Masalah Ketenagakerjaan untuk Pemerintahan Baru
A
A
A
Mohamad Anis Agung NugrohoBekerja Pada Program Better Work Indonesia/
International Labour Organization
MASALAH ketenagakerjaan akan menjadi tema debat ketiga pemilihan presiden (pilpres) pada 17 Maret 2019. Saya ingin menyampaikan beberapa masalah ketenagakerjaan yang nantinya bisa dikupas dalam debat. Dan, selanjutnya ditindaklanjuti dan diselesaikan oleh presiden dan wakil presiden periode 2019-2024.
Sayangnya, tema ketenagakerjaan “hanya” akan diperdebatkan oleh calon wakil presiden, bukan calon presiden.
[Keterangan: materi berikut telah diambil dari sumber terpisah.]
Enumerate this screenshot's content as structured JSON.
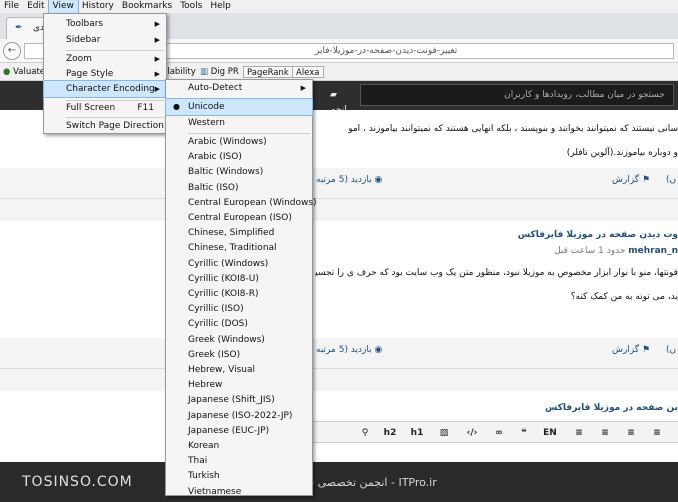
{
  "menubar": [
    "File",
    "Edit",
    "View",
    "History",
    "Bookmarks",
    "Tools",
    "Help"
  ],
  "tab": {
    "label": "دی",
    "favicon": "feather-icon"
  },
  "url": "تغییر-فونت-دیدن-صفحه-در-موزیلا-فایر",
  "bookmarks": [
    "Valuate",
    "ilability",
    "Dig PR",
    "PageRank",
    "Alexa"
  ],
  "site_header": {
    "search_placeholder": "جستجو در میان مطالب، رویدادها و کاربران",
    "button": "انجم"
  },
  "posts": [
    {
      "line1": "سانی نیستند که نمیتوانند بخوانند و بنویسند ، بلکه آنهایی هستند که نمیتوانند بیاموزند ، آمو",
      "line2": "و دوباره بیاموزند.(آلوین تافلر)",
      "views": "بازدید (5 مرتبه",
      "report": "گزارش",
      "left": "(ں"
    },
    {
      "title": "وت دیدن صفحه در موزیلا فایرفاکس",
      "author": "mehran_n",
      "time": "حدود 1 ساعت قبل",
      "line1": "فونتها، منو با نوار ابزار مخصوص به موزیلا نبود، منظور متن یک وب سایت بود که حرف ی را تجسیم",
      "line2": "ید، می تونه به من کمک کنه؟",
      "views": "بازدید (5 مرتبه",
      "report": "گزارش",
      "left": "(ں"
    },
    {
      "title": "بن صفحه در موزیلا فایرفاکس"
    }
  ],
  "editor_tools": [
    "h2",
    "h1",
    "EN"
  ],
  "footer": {
    "brand": "TOSINSO.COM",
    "tagline": "ITPro.ir - انجمن تخصصی فناوری اطلاعات ایران"
  },
  "view_menu": {
    "items": [
      {
        "label": "Toolbars",
        "submenu": true
      },
      {
        "label": "Sidebar",
        "submenu": true
      },
      {
        "label": "Zoom",
        "submenu": true
      },
      {
        "label": "Page Style",
        "submenu": true
      },
      {
        "label": "Character Encoding",
        "submenu": true
      },
      {
        "label": "Full Screen",
        "shortcut": "F11"
      },
      {
        "label": "Switch Page Direction"
      }
    ]
  },
  "encoding_menu": {
    "auto_detect": "Auto-Detect",
    "checked": "Unicode",
    "western": "Western",
    "list": [
      "Arabic (Windows)",
      "Arabic (ISO)",
      "Baltic (Windows)",
      "Baltic (ISO)",
      "Central European (Windows)",
      "Central European (ISO)",
      "Chinese, Simplified",
      "Chinese, Traditional",
      "Cyrillic (Windows)",
      "Cyrillic (KOI8-U)",
      "Cyrillic (KOI8-R)",
      "Cyrillic (ISO)",
      "Cyrillic (DOS)",
      "Greek (Windows)",
      "Greek (ISO)",
      "Hebrew, Visual",
      "Hebrew",
      "Japanese (Shift_JIS)",
      "Japanese (ISO-2022-JP)",
      "Japanese (EUC-JP)",
      "Korean",
      "Thai",
      "Turkish",
      "Vietnamese"
    ]
  }
}
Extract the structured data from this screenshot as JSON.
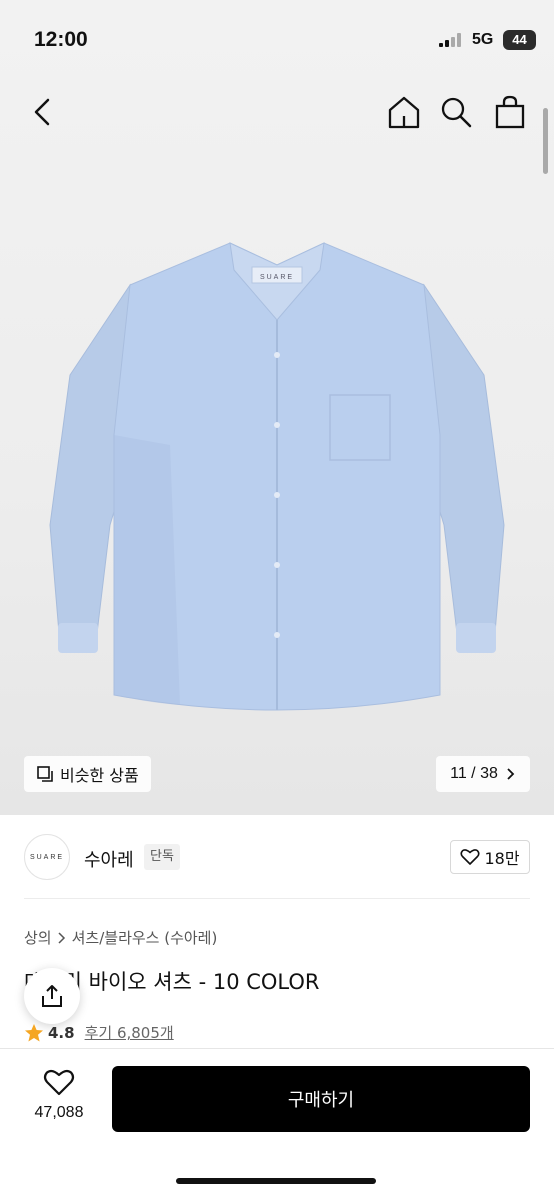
{
  "status_bar": {
    "time": "12:00",
    "network": "5G",
    "battery": "44"
  },
  "overlay": {
    "similar_label": "비슷한 상품",
    "page_indicator": "11 / 38"
  },
  "brand": {
    "logo_text": "SUARE",
    "name": "수아레",
    "badge": "단독",
    "like_count": "18만"
  },
  "breadcrumb": {
    "category": "상의",
    "subcategory": "셔츠/블라우스 (수아레)"
  },
  "product": {
    "title": "데일리 바이오 셔츠 - 10 COLOR",
    "rating": "4.8",
    "reviews": "후기 6,805개"
  },
  "bottom": {
    "wish_count": "47,088",
    "buy_label": "구매하기"
  },
  "colors": {
    "shirt": "#b9cdea",
    "accent_star": "#f5a623",
    "buy_button": "#000000"
  },
  "icons": [
    "back-icon",
    "home-icon",
    "search-icon",
    "bag-icon",
    "copy-icon",
    "chevron-right-icon",
    "heart-icon",
    "share-icon",
    "star-icon"
  ]
}
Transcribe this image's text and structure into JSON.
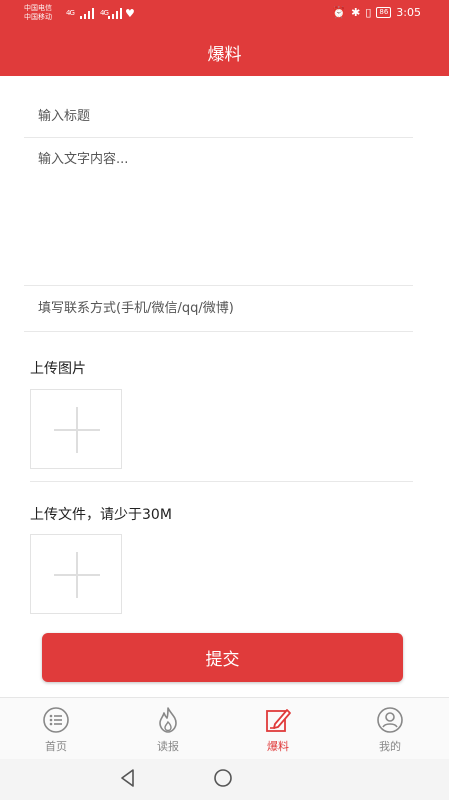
{
  "status_bar": {
    "carrier_1": "中国电信",
    "carrier_2": "中国移动",
    "signal_1": "4G",
    "signal_2": "4G",
    "battery": "86",
    "time": "3:05"
  },
  "header": {
    "title": "爆料"
  },
  "form": {
    "title_placeholder": "输入标题",
    "content_placeholder": "输入文字内容...",
    "contact_placeholder": "填写联系方式(手机/微信/qq/微博)"
  },
  "upload_image": {
    "label": "上传图片"
  },
  "upload_file": {
    "label": "上传文件，请少于30M"
  },
  "submit": {
    "label": "提交"
  },
  "tabs": [
    {
      "label": "首页",
      "icon": "home-list-icon"
    },
    {
      "label": "读报",
      "icon": "flame-icon"
    },
    {
      "label": "爆料",
      "icon": "edit-icon",
      "active": true
    },
    {
      "label": "我的",
      "icon": "user-icon"
    }
  ],
  "colors": {
    "accent": "#e03b3b",
    "inactive": "#888888"
  }
}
Bersama dengan pendidikan, kesehatan, dan sosial budaya, ketenagakerjaan tampaknya menjadi isu “kelas dua” dibandingkan tema energi, pangan, sumber daya alam, lingkungan hidup, dan infrastruktur yang menjadi tema untuk calon presiden pada debat sebelumnya.
Tantangan utama dalam membuat kebijakan ketenagakerjaan adalah mencari keseimbangan antara kepentingan pengusaha dan pekerja. Peran pemerintah menjadi penting karena harus cukup kuat untuk berada di tengah, ditekan oleh pengusaha dan pekerja yang seringkali mempunyai kepentingan yang berseberangan. Kebijakan pemerintah harus memberikan ruang yang cukup luas untuk berusaha dan pada saat yang sama menjamin pekerjaan yang layak untuk pekerjanya.
Untuk itu, dalam debat nanti akan sangat menarik untuk mengetahui apa rencana cawapres untuk menyelesaikan masalah-masalah yang ada. Kita mengharapkan jawaban yang praktis dan nyata pada masalah-masalah ketenagakerjaan, tidak hanya pernyataan yang bersifat jargon.
Undang-Undang Ketenagakerjaan
Revisi Undang-Undang Ketenagakerjaan Nomor 13/2003 menjadi penting, terutama karena sudah banyak pasal-pasal dalam undang-undang yang digugat ke Mahkamah Konstitusi (MK). Asosiasi pengusaha dan serikat pekerja/buruh sudah mengajukan usulan perubahan karena masing-masing merasa tidak cukup terlindungi dengan undang-undang ini. Kementerian Ketenagakerjaan juga sedang melakukan kajian untuk merevisi UU Nomor 13/2003.
Undang-undang lain yang terkait yaitu UU Nomor 21 Tahun 2000 tentang Serikat Pekerja/Serikat Buruh. Undang-undang ini seharusnya memperkuat posisi pekerja yang berserikat untuk mendorong kesetaraan di hadapan pengusaha. Kenyataannya, menurut catatan Kemenaker, hanya 2,7 juta pekerja yang berserikat. Jauh menurun dibandingkan awal 2000-an yang jumlahnya 9 juta pekerja. Sedangkan di sisi lain, jumlah konfederasi serikat pekerja/buruh jauh meningkat, dari tiga di awal 2000-an menjadi 14 konfederasi serikat pekerja/buruh.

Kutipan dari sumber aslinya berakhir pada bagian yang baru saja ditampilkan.